From these alignments we also compute statistics for each book (again for both normal and aggregated data) that show, for example, what proportion of a work is shared with another work and how many words are shared between two texts. This statistical data is fed into a Power BI application, and it is also used by team members to investigate research questions.

Improving passim

A number of decisions must be made when running passim on the whole corpus. We have chosen to split our texts into 300-word chunks (rather than, say, chunks of 100 words). And we have selected a set of parameters that we think are best suited to identifying text reuse in classical Arabic.

These decisions are subject to constant review, and we are producing alignment data sets that have been checked by team members to test and experiment with new parameters and approaches. For an idea of how we review passim, see this blog post.

Passim FAQs

When does KITAB run passim?

We run passim at least twice every year to account for corpus changes. We do not run it more frequently because the preparation of the corpus and subsequent analysis of the data produced by passim is very time-consuming. It is important for us that the corpus is prepared appropriately and that the data and subsequent results are checked thoroughly to guard against potential errors. Each time passim is run, the current version of the corpus is released on Zenodo, so that the text reuse data can always be traced back to the state of the corpus at the time passim was run. See further our explanation of corpus releases.

Can I access the passim data?

At present we are not releasing the passim data publicly. This is because we are still developing and improving our processes for running passim and analysing its output.

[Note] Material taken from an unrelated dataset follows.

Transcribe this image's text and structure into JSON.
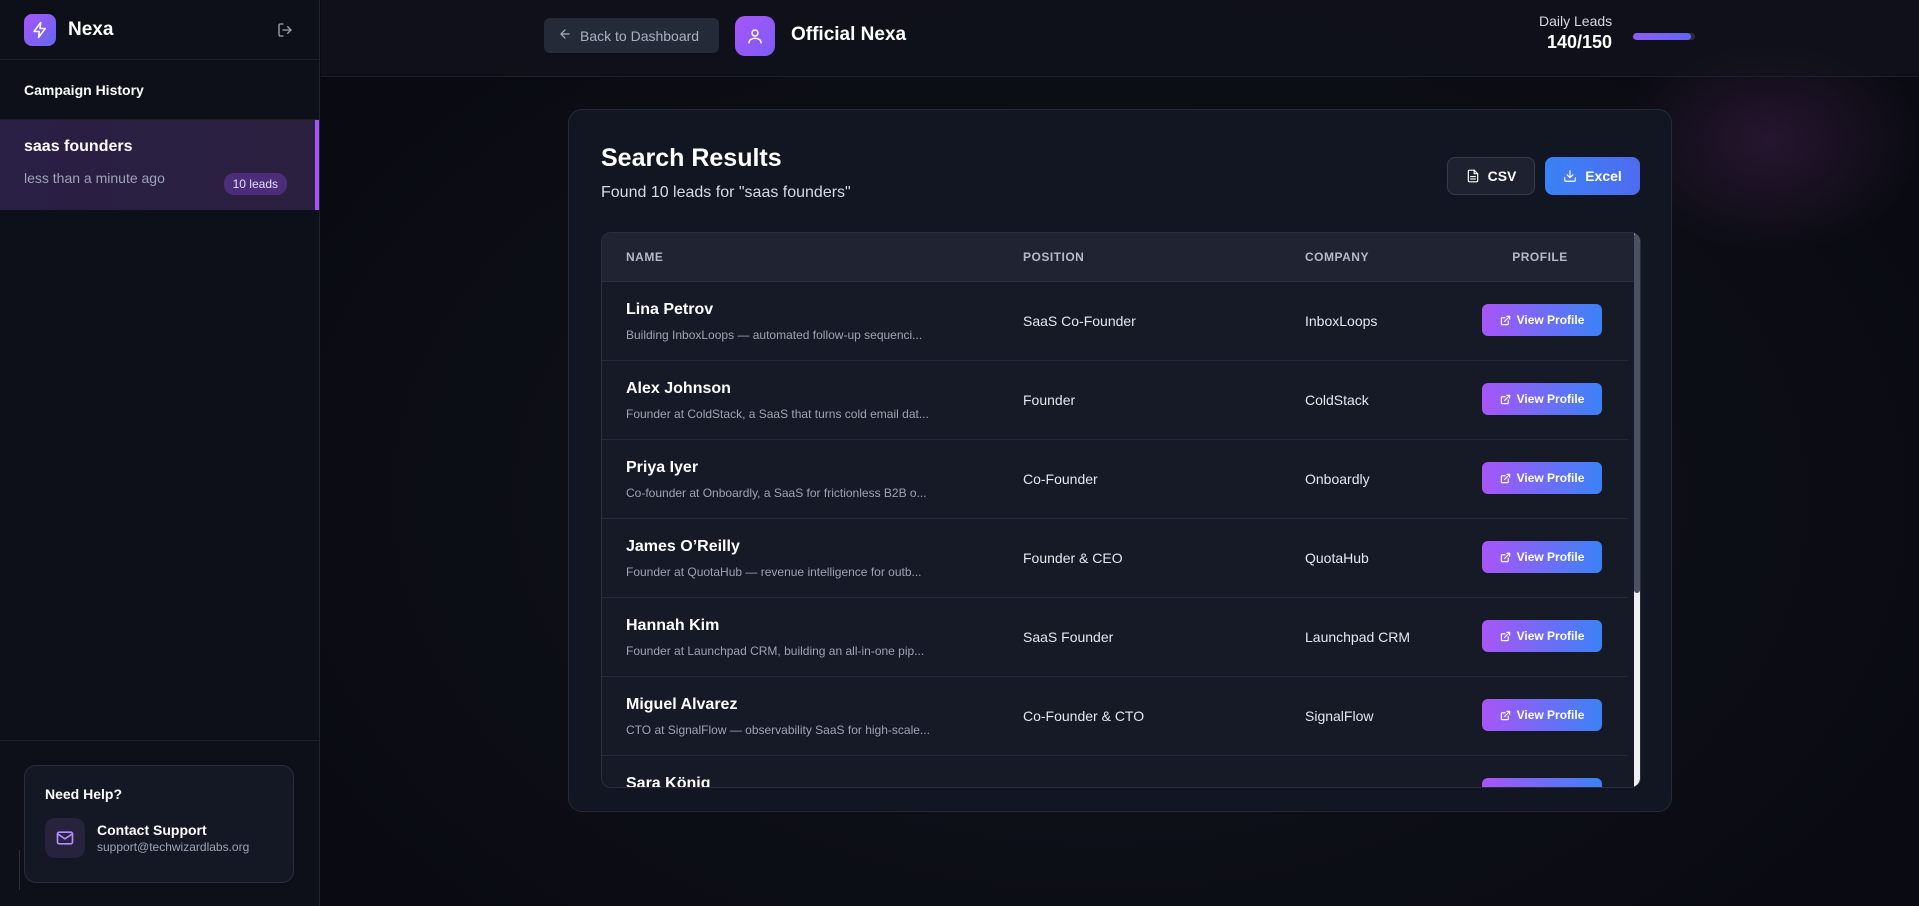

We hope to release the data soon, and when we do we will also release a suite of applications to help researchers make the most of it. We are currently sharing the preliminary data sets with those who are working with us to expand the corpus and interpret our data.

Can I run passim?

It is possible to run passim on any computer on a small corpus of texts. To run the algorithm on larger quantities of text requires a huge amount of computing power, and accordingly we run it on the OpenITI corpus using a server.

Using passim is not recommended unless you have a good familiarity with computers. Instructions for how to run passim can be found here. A development branch of passim now allows you to run the algorithm through Python, and this is the recommended route. For instructions, see here.